La planète sport, le monde de la politique et les Barcelonais ont rendu jeudi un ultime hommage à l'ancien président du Comité international olympique (CIO) Juan Antonio Samaranch, «un colosse du sport» qui a révolutionné les Olympiades.

Marcelo Aparicio AGENCE FRANCE-PRESSE

«Samaranch a tout changé, il a fait des jeux Olympiques ce qu'ils sont aujourd'hui, la première compétition sportive au monde», a déclaré son successeur à la tête du CIO, Jacques Rogge, au cours d'une cérémonie officielle au Palais de la Generalitat, siège du gouvernement autonome catalan, où était installée la chapelle ardente du défunt.

La salle a ensuite été ouverte au public.
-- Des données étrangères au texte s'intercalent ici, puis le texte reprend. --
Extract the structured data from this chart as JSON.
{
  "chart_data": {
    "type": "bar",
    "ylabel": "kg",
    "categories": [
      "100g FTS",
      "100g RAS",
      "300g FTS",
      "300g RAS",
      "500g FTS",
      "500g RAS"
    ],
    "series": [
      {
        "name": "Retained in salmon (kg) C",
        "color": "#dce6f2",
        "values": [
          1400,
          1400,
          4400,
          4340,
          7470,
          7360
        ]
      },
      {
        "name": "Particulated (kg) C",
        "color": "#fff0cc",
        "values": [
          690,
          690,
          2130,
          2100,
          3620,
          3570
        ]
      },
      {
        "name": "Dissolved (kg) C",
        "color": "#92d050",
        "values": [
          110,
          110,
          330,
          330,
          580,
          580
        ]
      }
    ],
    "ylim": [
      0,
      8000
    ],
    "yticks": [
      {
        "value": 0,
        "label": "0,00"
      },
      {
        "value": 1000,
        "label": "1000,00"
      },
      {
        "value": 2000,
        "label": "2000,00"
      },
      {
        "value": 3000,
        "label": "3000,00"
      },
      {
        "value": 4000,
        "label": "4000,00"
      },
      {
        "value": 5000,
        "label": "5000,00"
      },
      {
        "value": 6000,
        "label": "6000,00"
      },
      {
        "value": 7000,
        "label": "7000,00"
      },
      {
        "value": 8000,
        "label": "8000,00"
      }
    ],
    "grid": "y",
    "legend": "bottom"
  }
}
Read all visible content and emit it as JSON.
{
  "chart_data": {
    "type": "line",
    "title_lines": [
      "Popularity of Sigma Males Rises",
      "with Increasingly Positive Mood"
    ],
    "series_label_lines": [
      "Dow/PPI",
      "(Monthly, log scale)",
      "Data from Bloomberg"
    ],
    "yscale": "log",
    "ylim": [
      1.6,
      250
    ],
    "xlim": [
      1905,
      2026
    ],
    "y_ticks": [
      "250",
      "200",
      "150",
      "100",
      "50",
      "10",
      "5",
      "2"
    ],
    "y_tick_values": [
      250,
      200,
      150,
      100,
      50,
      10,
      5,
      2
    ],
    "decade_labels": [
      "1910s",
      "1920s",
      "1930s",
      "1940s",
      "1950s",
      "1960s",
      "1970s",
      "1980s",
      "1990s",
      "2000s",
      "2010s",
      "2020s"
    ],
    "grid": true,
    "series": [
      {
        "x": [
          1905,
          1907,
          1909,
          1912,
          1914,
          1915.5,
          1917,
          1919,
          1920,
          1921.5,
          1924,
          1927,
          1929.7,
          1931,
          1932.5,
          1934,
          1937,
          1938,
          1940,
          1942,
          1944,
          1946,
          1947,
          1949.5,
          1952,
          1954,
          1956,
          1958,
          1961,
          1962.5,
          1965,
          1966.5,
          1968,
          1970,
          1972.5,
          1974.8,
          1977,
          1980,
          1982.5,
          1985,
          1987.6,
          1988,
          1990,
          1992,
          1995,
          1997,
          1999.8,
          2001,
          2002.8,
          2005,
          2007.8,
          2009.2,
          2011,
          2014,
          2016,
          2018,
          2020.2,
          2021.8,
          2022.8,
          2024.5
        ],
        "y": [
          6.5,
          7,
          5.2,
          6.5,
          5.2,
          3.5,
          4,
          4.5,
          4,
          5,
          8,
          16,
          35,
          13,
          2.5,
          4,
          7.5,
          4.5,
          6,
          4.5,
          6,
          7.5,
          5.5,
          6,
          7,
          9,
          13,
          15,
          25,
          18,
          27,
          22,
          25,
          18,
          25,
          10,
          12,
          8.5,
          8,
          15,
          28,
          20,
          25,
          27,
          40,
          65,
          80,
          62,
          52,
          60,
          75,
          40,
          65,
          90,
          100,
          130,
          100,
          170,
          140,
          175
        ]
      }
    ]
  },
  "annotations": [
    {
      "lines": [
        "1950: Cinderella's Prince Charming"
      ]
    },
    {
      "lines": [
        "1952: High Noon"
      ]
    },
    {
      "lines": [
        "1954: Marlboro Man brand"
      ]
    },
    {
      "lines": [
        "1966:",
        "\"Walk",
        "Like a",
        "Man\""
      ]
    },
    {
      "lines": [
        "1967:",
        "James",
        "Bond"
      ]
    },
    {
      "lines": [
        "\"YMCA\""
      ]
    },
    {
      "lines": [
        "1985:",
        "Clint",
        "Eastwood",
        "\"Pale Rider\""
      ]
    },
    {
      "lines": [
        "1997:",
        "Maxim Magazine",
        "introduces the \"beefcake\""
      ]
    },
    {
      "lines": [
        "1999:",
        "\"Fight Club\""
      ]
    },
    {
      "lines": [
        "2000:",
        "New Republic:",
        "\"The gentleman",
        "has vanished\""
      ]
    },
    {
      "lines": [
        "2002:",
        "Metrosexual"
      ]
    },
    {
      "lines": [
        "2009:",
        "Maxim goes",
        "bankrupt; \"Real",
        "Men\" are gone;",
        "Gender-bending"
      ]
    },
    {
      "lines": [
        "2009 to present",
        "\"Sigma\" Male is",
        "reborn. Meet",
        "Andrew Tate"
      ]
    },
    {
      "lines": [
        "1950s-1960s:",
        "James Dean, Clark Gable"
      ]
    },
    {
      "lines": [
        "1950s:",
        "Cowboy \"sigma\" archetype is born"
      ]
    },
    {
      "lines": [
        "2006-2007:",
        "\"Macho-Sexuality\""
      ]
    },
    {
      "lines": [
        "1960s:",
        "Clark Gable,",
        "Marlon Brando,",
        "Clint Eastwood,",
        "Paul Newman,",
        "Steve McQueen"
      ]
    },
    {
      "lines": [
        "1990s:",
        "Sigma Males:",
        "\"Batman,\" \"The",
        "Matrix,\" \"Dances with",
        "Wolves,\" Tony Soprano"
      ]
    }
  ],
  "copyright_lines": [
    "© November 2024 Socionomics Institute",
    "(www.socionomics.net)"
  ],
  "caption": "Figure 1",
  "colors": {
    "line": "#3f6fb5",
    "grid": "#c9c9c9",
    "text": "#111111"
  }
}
Des centaines de Barcelonais émus, de tous âges et toutes classes sociales, défilaient en silence devant la dépouille de M. Samaranch, décédé mercredi à 89 ans, pour le remercier une dernière fois d'avoir apporté les Olympiades à Barcelone en 1992.

Une messe en présence du roi d'Espagne

Une messe de funérailles en la cathédrale de Barcelone, en présence du roi d'Espagne Juan Carlos et du chef du gouvernement José Luis Rodriguez Zapatero, devait conclure en fin d'après-midi cette journée d'obsèques officielles.

«Merci pour avoir mis Barcelone sur la carte du monde», a écrit un anonyme sur le livre de condoléances, près du cercueil du défunt, recouvert du drapeau olympique aux anneaux entrelacés, sur lequel sa fille, Maria Teresa Samaranch, avait déposé une rose rouge.

«Grâce à Samaranch, j'ai eu la chance de vivre les Olympiades de l'intérieur», a confié à l'AFP Pedro, un ingénieur informaticien de 45 ans, qui fut volontaire pour les jeux de Barcelone. «J'ai quelque chose à raconter à mes enfants, et je continuerai à le raconter à mes petits-enfants».

Disséminées dans la chapelle ardente, des dizaines de couronnes de fleurs envoyées par des clubs ou des journaux sportifs de toute l'Espagne.

Mais aussi deux gros bouquets de roses rouges aux noms du dirigeant cubain Raul Castro et de son frère, «el comandante jefe, Fidel Castro».

Au cours de la cérémonie officielle, le prince Felipe, héritier de la couronne d'Espagne, a salué «un colosse du sport et de l'Olympisme moderne, un Espagnol universel».

«Il avait deux familles, nous autres, l'intime, et son autre grande famille, celle du sport et des sportifs», a déclaré sa fille, remerciant au nom de la famille les sportifs et dirigeants du monde entier qui lui ont rendu hommage, de Nicolas Sarkozy à Vladmir Poutine.

Hommage à celui qui a transformé le CIO

En 21 ans de règne sur l'Olympe (1980-2001), Samaranch a «transformé le CIO, l'a rendu moderne, transparent et financièrement indépendant, il a lutté pour la participation féminine aux olympiades», a encore déclaré Jacques Rogge.

Seul le baron français Pierre de Coubertin, «père» des Jeux Olympiques de l'ère moderne, a dirigé plus longtemps que lui le CIO (1896-1925).

Samaranch a révolutionné l'olympisme, faisant entrer les JO de plain pied dans l'ère du professionnalisme, des parraineurs, de la publicité, des droits télévisés. Un gigantisme sans frein qui lui a valu aussi des critiques et ouvert la porte à des affaires de corruption.

«Adieu au seigneur des anneaux» (El Mundo), «Adieu au grand champion de l'Olympisme moderne» (El Pais), «Immortel Samaranch» (Marca): la presse espagnole, toutes tendances confondues, rivalisait d'éloges.

Elle évoquait le passé franquiste de Juan Antonio Samaranch, sans lui en tenir spécialement rigueur.

«Comme tout personnage il a eu sa part d'ombre et de lumière, mais personne ne peut nier son universalité», commentait le premier quotidien du pays, le journal de centre-gauche El Pais.